Responses to subtractive change

PhD Defense

31 August 2022 07:55

Responses to subtractive change

On Tuesday 13 September 2022, Julie Salthella Ågnes will defend her thesis titled «Collective employee narratives and responses to subtractive change» for the PhD degree at NHH.

Prescribed topic for the trial lecture:

«Compare Individual and Collective Responses to Large-scale Organizational Change»

Trial lecture:

10:15-11:00, Jebsen Centre, NHH

Title of the thesis:

«Collective employee narratives and responses to subtractive change»

Summary:

Employees are central to organizational change efforts. Employees are both recipients and contributors during change, and their collective responses can be consequential for the success of the change initiative. Contemporary organizations initiate change faster and more often than before, and need both handle different change types, and develop a capacity to handle multiple and overlapping change.

Traditionally, research has treated employees as passive or resistant of change and discussed how managers can handle the anticipated resistance. In the doctoral thesis, Julie Salthella Ågnes seek to understand how employees may take a constructive and active role in change. This evens if change is of subtractive character and leads to altercation or loss of tasks. Subtractive change involves discontinuing or losing activities or aspects of the organization and can be hard to handle for involved employees. Ågnes also explores the conditions managers and the organization can build to facilitate constructive change processes and build change capacity.

PhD Candidate Julie Salthella Ågnes is a enior advisor at the Norwegian Tax Administration .
PhD Candidate Julie Salthella Ågnes, senior advisor, Norwegian Tax Administration. Photo: Einar Grude, Skatteetaten

The thesis builds on studies from the Norwegian financial sector. This sector has over time been challenged by digital transformation and changing customer needs, which provides a fruitful setting to explore and understand employees role in change.

Paper 1 consider employees role in a change process involving the transfer of tasks abroad (“offshoring”). Employees contributed to transferring tasks, as well as preparing to lose their own tasks and close colleagues. Some employees chose to quit or to go into early retirement, as opposed to searching for new challenges in the company. The study show employees creating constructive and positive change narratives, characterized by being rational, future-oriented, and relational. The organization and managers supported the employees and the narratives. Through this the employees found meaning in their work, and contributed to a successful implementation.
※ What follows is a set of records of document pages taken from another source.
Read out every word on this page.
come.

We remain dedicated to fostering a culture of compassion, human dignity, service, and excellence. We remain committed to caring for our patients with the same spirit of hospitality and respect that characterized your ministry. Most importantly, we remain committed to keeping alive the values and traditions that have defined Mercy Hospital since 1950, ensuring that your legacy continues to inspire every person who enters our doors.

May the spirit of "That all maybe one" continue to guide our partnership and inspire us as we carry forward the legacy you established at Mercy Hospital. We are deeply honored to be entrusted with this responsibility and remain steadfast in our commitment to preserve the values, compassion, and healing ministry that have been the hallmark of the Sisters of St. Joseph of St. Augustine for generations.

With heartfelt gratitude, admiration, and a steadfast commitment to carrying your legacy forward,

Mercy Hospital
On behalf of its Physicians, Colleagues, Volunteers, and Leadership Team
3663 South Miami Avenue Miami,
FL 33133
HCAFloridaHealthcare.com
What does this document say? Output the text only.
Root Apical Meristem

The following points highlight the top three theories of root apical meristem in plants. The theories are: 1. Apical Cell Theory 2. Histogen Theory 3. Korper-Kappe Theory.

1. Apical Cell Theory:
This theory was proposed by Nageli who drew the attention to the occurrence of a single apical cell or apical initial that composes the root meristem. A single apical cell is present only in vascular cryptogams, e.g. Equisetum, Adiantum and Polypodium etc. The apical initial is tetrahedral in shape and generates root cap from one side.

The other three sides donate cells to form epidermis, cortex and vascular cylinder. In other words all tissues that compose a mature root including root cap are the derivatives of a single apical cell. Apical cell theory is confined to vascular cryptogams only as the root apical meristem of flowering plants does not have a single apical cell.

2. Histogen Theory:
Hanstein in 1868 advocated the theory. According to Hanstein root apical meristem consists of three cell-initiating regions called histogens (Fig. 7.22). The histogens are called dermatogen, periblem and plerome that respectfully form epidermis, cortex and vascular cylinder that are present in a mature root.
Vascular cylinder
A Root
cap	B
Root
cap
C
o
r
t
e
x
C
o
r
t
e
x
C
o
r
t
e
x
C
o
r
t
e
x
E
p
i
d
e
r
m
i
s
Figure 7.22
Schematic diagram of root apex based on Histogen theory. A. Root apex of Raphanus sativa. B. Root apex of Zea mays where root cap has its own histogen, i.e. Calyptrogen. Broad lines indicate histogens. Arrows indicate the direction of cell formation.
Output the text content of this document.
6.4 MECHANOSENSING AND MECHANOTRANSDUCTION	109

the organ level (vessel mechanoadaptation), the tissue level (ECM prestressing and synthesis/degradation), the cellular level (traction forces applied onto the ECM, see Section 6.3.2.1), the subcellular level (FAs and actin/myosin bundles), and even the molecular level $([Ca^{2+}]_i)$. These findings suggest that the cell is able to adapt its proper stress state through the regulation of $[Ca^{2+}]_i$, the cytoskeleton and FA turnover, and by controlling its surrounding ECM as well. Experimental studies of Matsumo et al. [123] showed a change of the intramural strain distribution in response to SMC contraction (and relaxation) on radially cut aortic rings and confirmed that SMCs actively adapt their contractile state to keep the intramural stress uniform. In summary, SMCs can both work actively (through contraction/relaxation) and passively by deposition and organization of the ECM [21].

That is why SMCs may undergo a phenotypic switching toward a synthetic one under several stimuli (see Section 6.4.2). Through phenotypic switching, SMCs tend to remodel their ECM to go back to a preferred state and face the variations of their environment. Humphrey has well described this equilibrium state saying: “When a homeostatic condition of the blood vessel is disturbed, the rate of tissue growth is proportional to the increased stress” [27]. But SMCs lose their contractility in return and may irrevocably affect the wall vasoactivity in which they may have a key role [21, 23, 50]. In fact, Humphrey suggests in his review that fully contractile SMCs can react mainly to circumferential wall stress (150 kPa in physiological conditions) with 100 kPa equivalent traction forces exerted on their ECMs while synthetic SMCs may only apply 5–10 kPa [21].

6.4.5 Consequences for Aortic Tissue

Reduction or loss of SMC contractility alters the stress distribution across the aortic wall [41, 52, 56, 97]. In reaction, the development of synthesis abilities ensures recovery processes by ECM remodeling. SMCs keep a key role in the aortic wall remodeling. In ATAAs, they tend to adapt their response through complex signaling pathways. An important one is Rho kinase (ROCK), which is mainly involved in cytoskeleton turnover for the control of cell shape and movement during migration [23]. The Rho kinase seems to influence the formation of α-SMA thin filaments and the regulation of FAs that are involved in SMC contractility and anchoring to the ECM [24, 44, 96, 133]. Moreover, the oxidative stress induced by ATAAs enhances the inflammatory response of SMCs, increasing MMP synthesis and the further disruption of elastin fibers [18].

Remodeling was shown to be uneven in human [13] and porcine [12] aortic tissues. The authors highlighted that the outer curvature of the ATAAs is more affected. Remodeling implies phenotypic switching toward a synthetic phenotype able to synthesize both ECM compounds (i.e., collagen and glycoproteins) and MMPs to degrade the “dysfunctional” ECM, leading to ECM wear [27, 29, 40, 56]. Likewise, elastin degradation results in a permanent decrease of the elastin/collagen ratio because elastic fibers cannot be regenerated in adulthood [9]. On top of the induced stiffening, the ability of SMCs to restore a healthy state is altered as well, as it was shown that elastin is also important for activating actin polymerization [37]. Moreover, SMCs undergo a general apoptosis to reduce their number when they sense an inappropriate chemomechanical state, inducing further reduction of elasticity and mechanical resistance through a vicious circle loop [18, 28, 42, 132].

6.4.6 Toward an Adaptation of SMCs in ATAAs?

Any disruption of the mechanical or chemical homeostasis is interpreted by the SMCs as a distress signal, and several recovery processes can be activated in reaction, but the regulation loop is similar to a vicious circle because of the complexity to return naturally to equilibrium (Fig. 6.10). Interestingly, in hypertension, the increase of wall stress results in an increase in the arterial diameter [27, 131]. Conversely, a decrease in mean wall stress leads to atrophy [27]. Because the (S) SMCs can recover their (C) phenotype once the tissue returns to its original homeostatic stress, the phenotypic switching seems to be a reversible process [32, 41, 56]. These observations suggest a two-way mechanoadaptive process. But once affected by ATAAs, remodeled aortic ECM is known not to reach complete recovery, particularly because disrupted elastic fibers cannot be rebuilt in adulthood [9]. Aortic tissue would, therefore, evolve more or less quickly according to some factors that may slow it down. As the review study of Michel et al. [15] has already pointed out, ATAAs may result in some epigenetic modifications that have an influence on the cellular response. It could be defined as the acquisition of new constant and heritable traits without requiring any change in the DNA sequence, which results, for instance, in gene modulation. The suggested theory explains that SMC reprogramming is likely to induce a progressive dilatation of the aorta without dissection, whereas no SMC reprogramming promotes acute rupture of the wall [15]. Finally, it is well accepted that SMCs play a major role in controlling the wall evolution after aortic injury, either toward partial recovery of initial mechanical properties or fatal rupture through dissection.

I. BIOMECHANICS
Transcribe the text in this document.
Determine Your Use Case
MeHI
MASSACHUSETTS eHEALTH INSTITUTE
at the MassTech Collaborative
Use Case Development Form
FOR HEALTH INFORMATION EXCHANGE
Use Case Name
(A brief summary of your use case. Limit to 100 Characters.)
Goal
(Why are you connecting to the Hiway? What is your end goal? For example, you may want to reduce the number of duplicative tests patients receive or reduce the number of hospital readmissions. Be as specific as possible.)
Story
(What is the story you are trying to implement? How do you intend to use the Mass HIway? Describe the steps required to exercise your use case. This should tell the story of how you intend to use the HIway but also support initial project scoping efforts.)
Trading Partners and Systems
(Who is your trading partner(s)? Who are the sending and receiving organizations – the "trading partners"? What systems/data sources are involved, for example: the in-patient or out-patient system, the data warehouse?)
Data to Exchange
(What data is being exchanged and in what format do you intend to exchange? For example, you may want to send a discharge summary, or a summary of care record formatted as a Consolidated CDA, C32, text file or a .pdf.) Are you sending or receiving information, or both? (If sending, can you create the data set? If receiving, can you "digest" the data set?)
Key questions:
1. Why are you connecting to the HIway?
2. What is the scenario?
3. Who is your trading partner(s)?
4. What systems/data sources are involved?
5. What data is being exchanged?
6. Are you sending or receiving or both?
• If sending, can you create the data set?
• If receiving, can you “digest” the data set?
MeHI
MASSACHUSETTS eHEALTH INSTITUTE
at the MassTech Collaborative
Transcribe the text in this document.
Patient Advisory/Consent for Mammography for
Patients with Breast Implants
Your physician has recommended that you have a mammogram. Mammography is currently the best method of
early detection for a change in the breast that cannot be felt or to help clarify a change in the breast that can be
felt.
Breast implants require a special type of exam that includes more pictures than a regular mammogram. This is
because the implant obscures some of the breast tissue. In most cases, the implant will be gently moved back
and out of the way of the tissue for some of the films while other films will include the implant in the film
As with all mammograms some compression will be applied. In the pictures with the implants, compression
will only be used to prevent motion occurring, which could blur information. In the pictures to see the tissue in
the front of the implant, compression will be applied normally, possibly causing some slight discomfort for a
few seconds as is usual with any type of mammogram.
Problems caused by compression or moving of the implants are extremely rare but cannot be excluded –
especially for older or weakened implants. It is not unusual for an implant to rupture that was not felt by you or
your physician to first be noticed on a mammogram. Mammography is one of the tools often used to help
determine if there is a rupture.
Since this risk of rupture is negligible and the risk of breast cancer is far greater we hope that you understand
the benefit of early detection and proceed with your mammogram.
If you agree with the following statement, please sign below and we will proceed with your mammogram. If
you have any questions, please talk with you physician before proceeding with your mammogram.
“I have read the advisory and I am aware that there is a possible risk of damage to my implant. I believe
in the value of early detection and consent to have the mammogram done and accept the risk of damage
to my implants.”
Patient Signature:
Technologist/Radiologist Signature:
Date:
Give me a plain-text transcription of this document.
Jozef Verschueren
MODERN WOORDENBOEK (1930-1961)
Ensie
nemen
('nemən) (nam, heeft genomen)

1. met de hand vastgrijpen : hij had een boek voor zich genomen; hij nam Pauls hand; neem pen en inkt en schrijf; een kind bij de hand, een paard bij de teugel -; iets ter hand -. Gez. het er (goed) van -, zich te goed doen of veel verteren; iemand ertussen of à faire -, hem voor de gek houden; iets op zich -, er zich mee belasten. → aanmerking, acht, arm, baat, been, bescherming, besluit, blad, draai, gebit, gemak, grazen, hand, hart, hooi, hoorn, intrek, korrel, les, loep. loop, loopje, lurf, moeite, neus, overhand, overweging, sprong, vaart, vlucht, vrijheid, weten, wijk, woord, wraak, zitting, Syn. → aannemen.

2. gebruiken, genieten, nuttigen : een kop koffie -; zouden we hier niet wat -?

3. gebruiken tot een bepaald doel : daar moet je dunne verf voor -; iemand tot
Paper 2 consider employees responses to robotization in three Norwegian banks. In this study, the employees also had to handle a change involving loss of tasks while being important for the success of the change. The organization (and managers) supported the change in different ways, but the employees themselves also took on an active role in shaping the constructive and positive responses. The responses to change were multidimensional along an affective, behavioral, and cognitive dimension. The study amongst other show how anthropomorphism of the technology contributed to employees understanding and handling of the process – and welcoming their new digital collegaues into their workday.

Paper 3 is written together with professors Christine B. Meyer and Inger G. Stensaker, and further explores one of the case companies from papers 1 and 2. In this study we explore how the organization, through its HR function, can develop change capacity. Change capacity refers to the organizations ability to implement change, while maintaining daily operations and not harming subsequent change initiatives. An important finding in this study is HR’s toolbox, equipped with practices and processes that in different ways build organizational change capacity.

Overall, the thesis contributes with insights to employee’s collective role in change. This is done through exploring responses and change narratives in two subtractive change processes, and by exploring how organizations can build change capacity.  Through building change capacity in the organization and among employees, organizations can strengthen their ability to succeed with change, even if change is subtractive and involve loss for affected employees.

Defense:

September 13, 12:15 – 14:00, Jebsen Centre, NHH

Members of the evaluation committee:

Professor Karen Modesta Olsen (leader of the committee), Department of Strategy and Management, NHH

Assistant Professor Jill Paine, IE Business School, Madrid

Professor Tobias Fredberg, Chalmers University of Technology

Supervisors:

Professor Inger G. Stensaker (main supervisor), Department of Strategy and Management, NHH

Professor Christine B. Meyer, Department of Strategy and Management, NHH

Professor Martin Friesl, University of Bamberg

The trial lecture and thesis defense will be open to the public.